Incredible lips? His cock? Holy Mother of God. She shuddered, and refused to analyse why. Forced herself to concentrate on what, and how. It had been soft-edged and less specific than others, missing the extraneous details of scent and feel and sound, and suddenly, it clicked. A fantasy. An image he had created, layering on the details he wanted (the shine of her lips in dim light, the feel of them around his … penis, the brush of her hair against his thighs, the gleam in her eye as she ….) Marie gasped, fleeing the Memory Room once more.

She had to be wrong. Had to be some random fantasy, some other girl. (It had been her voice, though, and his eyes had lingered on her lips the very first time he saw her. And in the camper. And pretty much every time she'd seen him since, that thorough appraisal that touched on the white streak in her hair, moved down to gaze into her eyes, and then to her lips. “Cocksucking lips,” his voice reminded her, helpfully.)

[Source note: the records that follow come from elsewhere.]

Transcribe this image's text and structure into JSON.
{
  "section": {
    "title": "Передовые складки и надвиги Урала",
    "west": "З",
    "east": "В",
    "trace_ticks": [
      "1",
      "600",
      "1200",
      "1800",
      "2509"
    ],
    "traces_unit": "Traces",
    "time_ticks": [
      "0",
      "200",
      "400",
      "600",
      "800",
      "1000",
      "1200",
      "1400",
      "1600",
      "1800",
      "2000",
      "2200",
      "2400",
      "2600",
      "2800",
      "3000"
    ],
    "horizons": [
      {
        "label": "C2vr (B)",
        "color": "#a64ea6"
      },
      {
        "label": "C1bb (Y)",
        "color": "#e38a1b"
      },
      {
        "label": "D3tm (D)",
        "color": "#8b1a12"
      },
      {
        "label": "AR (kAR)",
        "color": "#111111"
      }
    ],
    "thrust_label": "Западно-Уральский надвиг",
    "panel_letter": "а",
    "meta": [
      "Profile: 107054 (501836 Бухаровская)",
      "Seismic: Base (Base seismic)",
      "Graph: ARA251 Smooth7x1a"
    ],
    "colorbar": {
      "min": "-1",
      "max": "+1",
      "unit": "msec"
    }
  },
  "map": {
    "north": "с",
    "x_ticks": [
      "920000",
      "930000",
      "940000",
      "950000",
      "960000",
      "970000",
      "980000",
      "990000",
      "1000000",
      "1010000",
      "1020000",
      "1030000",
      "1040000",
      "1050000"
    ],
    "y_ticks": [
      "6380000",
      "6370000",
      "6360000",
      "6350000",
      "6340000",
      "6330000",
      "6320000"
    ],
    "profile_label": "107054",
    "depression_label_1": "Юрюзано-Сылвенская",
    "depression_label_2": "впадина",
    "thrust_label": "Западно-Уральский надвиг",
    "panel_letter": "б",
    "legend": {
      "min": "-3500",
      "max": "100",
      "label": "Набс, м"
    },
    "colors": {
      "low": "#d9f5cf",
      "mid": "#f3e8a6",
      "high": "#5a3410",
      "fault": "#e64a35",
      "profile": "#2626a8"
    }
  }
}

“He doesn't think of me that way,” she insisted, aloud, but she didn't sound convincing, even to herself. She sounded … intrigued, Marie realised. Curious.

She closed her eyes again, and this time, the other caskets in the Memory Room might not have existed. She conjured a chair, then grinned, and reshaped it. Picked up the file from where it had fallen on the ground, and then stretched out the bed, snuggling down into the sheets that smelled of Logan, and the pillow that held the dent of his head. Usually, she felt safe here. Protected. Tonight, it felt like a gamble, or the scariest of dares as his sheets sensitised every inch of bare skin, and the smell of him set her on fire.

It's not real, she reminded herself as she sank deeper into the mindform.

Strangely, it was his voice that answered.

“For us, kid, this is as real as it gets. You ready?”